Public Lab Research note


NDVI exposure setting

by gpenzo | July 13, 2014 21:04 13 Jul 21:04 | #10684 | #10684

What I want to do

I want to understand how others which do NDVI with one or two cameras decide which exposure time to use.

My attempt and results

Setup Two cameras, one normal and the otehr IR lock filter removed and a 720NM filter in front of the lens. Result images are converted to jpeg to save disk sapce. Both chdk raw output Vis: shutter 1/200 iso 200 NIT: shutter 1/200 and 1/400 iso 200

VIS for NIR 1/200 CRW_0307.jpg

VIS for NIR 1/400 CRW_0309.jpg

NIR 1/200 CRW_2647.jpg

NIR 1/400 CRW_2649.jpg

NDVI 1/200 CRW_0307_NDVI_Color.jpg

NDVI 1/400 CRW_0309_NDVI_Color.jpg

Questions and next steps

As you can see, the 1/200 NDVI picture has better indexes. My question is: How do we determine the correct exposure value for both cameras. Maybe 1/100 was better.

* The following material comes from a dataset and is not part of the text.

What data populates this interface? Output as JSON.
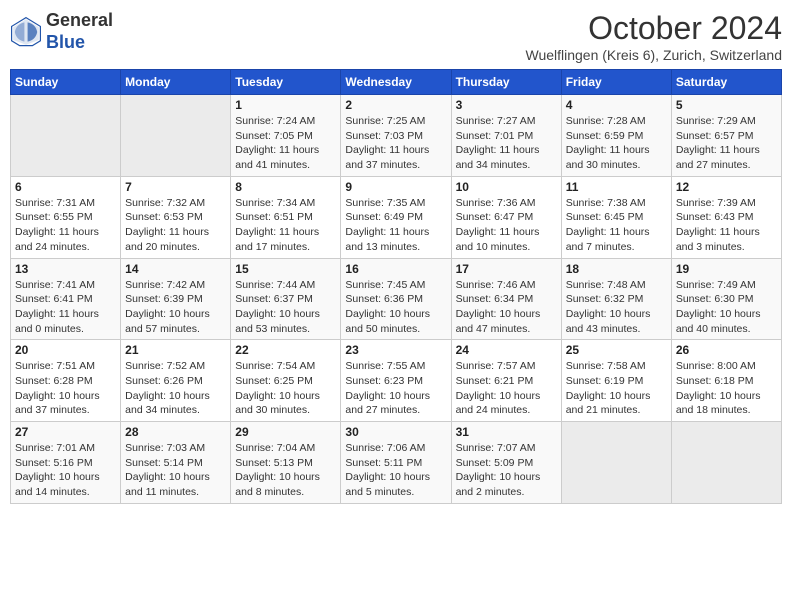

Does anyone have an idea.

One solution which just pop up after my post: Make a picture both visible and NIR and let the camera decide what are the best iso and shuter settings for current lighting conditions. With chdk lock these settings, ISO and shutter speed on both cameras. With these "calibration" every picture made on diffrent days should yield almost the same NVI result. And Hope the shutter speed is fast enough for the movement on my drone or pictures will be blured. Comming days only rain .

Why I'm interested

If I want to use this NDVI pictures with farmers they cannot differ to much between diffrent days.


1 Comments

I often use platforms that are moving so I use a fast shutter speed to reduce blur. I often shoot somewhere around 1/1000th of a second. You should be able to compensate for different shutter speeds so the resulting NDVI images are similar even if different shutter speeds are used. If you have a reference target in images with different shutter speeds you could calculate the pixel value difference and then adjust the other image by applying an offset. It's possible that correct would require more than a simple offset but that's a good place to start.